February 2026


Tivoli


poetry by Alexander Pham


All summer, I was slowly dreaming;
I walked barefoot without feeling
through fields of wild carrot and garlic mustard

and at the swimming hole, a man took me
softly, in his mouth, like I would dissolve
under his tongue. That summer, three deer

bedded down in my yard, tiptoeing past
my window each night on their way off into
slumber. One evening I took attendance

and found my count off; I imagined—I had to—
that tardy fawn playing hooky, pulling all-nighters,
spending midsummer hours at the pub down

the road, where whiskey was cheap
and there was trivia on Wednesdays.
In-between rounds everyone went out back

to smoke Spirits and compare answers.
The capital of New York is Albany.
The state motto is Ever upward.

We were in Tivoli, and I was trying to forget
someone. That summer, a famous painter
passed away in the night. He was best known

for his abstract expressionism,
his sinuous curves on a color field like
shoelaces, or spaghetti, or lines to the heart.

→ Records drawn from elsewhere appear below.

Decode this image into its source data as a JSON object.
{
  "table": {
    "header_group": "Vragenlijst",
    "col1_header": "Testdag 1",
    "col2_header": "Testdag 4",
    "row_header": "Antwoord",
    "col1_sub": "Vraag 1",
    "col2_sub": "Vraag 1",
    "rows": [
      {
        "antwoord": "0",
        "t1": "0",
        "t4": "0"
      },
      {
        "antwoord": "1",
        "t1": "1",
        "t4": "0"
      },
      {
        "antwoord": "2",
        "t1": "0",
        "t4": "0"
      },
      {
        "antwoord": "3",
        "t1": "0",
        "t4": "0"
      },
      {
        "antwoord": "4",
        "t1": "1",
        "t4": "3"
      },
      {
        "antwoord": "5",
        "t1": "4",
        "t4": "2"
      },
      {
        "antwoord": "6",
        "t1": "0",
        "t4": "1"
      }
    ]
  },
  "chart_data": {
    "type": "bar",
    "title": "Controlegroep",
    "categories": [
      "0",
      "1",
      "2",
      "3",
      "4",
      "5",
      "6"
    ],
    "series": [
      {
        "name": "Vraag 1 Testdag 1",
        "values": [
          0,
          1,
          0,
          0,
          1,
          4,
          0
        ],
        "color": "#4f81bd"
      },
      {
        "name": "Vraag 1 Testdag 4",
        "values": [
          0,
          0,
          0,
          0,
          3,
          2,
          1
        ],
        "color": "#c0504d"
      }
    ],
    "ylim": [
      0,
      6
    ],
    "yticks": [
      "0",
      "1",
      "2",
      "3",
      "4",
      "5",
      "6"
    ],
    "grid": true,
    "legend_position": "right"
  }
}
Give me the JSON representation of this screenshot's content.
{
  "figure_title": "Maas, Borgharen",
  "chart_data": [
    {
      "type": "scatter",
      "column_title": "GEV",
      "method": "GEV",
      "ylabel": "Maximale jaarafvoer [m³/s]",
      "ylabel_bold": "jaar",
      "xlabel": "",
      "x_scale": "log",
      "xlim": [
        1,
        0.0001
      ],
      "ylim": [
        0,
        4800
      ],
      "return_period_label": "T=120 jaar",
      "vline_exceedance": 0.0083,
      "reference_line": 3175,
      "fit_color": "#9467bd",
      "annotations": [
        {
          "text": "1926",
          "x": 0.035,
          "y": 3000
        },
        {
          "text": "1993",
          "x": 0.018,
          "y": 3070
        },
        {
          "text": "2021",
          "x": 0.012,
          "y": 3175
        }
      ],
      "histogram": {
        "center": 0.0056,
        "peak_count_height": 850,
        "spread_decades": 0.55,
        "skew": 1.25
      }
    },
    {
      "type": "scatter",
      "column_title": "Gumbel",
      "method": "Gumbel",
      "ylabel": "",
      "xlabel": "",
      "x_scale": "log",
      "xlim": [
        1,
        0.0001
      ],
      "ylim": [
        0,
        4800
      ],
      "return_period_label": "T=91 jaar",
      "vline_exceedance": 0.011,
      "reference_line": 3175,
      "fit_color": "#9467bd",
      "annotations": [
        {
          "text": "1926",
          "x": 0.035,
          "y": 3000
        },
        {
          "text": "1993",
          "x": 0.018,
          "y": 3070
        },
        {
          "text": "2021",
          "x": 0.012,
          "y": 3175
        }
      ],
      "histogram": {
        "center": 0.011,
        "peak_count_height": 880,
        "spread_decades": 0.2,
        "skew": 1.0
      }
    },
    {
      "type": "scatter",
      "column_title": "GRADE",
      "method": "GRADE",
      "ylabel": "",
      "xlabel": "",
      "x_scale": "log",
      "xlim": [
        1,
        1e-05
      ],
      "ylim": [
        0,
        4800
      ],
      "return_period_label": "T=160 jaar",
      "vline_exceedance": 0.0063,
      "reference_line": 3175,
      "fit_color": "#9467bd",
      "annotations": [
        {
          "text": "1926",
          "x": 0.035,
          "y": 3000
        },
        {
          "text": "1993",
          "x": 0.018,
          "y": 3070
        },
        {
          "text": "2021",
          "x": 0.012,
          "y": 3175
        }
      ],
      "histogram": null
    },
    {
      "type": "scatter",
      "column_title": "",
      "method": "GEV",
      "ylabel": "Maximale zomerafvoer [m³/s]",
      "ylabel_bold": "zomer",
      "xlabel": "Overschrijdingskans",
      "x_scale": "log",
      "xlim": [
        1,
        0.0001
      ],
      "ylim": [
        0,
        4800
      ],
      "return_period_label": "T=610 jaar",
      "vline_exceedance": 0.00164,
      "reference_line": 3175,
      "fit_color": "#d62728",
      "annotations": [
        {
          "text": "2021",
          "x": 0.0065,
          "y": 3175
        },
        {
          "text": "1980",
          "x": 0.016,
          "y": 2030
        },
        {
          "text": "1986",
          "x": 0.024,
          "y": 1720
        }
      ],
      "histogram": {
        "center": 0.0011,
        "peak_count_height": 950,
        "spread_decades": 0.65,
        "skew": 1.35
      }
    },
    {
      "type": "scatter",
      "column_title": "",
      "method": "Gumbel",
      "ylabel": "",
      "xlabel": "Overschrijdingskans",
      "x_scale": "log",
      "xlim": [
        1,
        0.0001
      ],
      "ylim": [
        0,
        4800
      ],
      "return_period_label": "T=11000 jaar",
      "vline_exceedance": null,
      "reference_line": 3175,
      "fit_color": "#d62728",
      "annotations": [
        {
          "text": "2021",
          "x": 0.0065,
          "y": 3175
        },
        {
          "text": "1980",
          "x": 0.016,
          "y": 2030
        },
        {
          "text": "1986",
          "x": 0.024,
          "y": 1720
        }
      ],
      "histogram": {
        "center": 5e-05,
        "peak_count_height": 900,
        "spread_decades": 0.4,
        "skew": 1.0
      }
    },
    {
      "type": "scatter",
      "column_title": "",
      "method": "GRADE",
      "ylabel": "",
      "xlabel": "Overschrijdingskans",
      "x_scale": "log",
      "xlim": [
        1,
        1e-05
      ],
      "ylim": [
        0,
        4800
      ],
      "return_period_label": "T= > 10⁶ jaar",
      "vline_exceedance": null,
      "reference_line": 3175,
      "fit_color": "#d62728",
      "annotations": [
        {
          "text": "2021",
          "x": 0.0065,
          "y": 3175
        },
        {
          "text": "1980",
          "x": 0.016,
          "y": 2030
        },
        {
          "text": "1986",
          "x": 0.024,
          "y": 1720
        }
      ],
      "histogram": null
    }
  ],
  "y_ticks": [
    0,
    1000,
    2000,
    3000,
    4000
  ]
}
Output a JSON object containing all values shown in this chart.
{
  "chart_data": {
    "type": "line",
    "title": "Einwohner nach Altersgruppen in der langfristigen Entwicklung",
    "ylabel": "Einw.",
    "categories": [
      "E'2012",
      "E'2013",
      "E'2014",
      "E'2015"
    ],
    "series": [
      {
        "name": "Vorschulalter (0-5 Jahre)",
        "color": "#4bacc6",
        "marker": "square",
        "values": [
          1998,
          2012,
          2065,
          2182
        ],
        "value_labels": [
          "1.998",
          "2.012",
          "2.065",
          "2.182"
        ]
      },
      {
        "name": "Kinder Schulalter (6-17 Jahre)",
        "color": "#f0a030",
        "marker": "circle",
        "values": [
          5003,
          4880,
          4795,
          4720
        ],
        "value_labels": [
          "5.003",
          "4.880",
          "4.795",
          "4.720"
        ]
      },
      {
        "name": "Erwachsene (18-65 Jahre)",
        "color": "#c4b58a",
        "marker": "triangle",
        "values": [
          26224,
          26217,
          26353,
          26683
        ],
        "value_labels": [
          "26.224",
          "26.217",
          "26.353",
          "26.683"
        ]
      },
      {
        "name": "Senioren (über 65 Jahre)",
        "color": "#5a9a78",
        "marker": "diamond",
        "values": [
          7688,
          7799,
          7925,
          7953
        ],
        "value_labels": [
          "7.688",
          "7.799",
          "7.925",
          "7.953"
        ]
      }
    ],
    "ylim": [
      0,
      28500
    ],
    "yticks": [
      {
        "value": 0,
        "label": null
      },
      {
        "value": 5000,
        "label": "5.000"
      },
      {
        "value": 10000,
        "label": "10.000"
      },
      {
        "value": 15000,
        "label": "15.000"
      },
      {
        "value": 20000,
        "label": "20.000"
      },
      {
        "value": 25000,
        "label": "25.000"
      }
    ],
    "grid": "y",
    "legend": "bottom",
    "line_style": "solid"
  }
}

They wrote about him in the paper,
and said, His estate, Rose Hill,
overlooks the Hudson, and I thought

to clip and paste the obit to send
to you, to say, This is where I am,
if you are interested, at all, in visiting.



Alexander Pham is a writer and educator. He currently teaches fiction and poetry at Johns Hopkins University as a McGarry Lecturer and previously received his MFA in Fiction from Johns Hopkins in 2025. He splits his time between Baltimore, MD and Brooklyn, NY.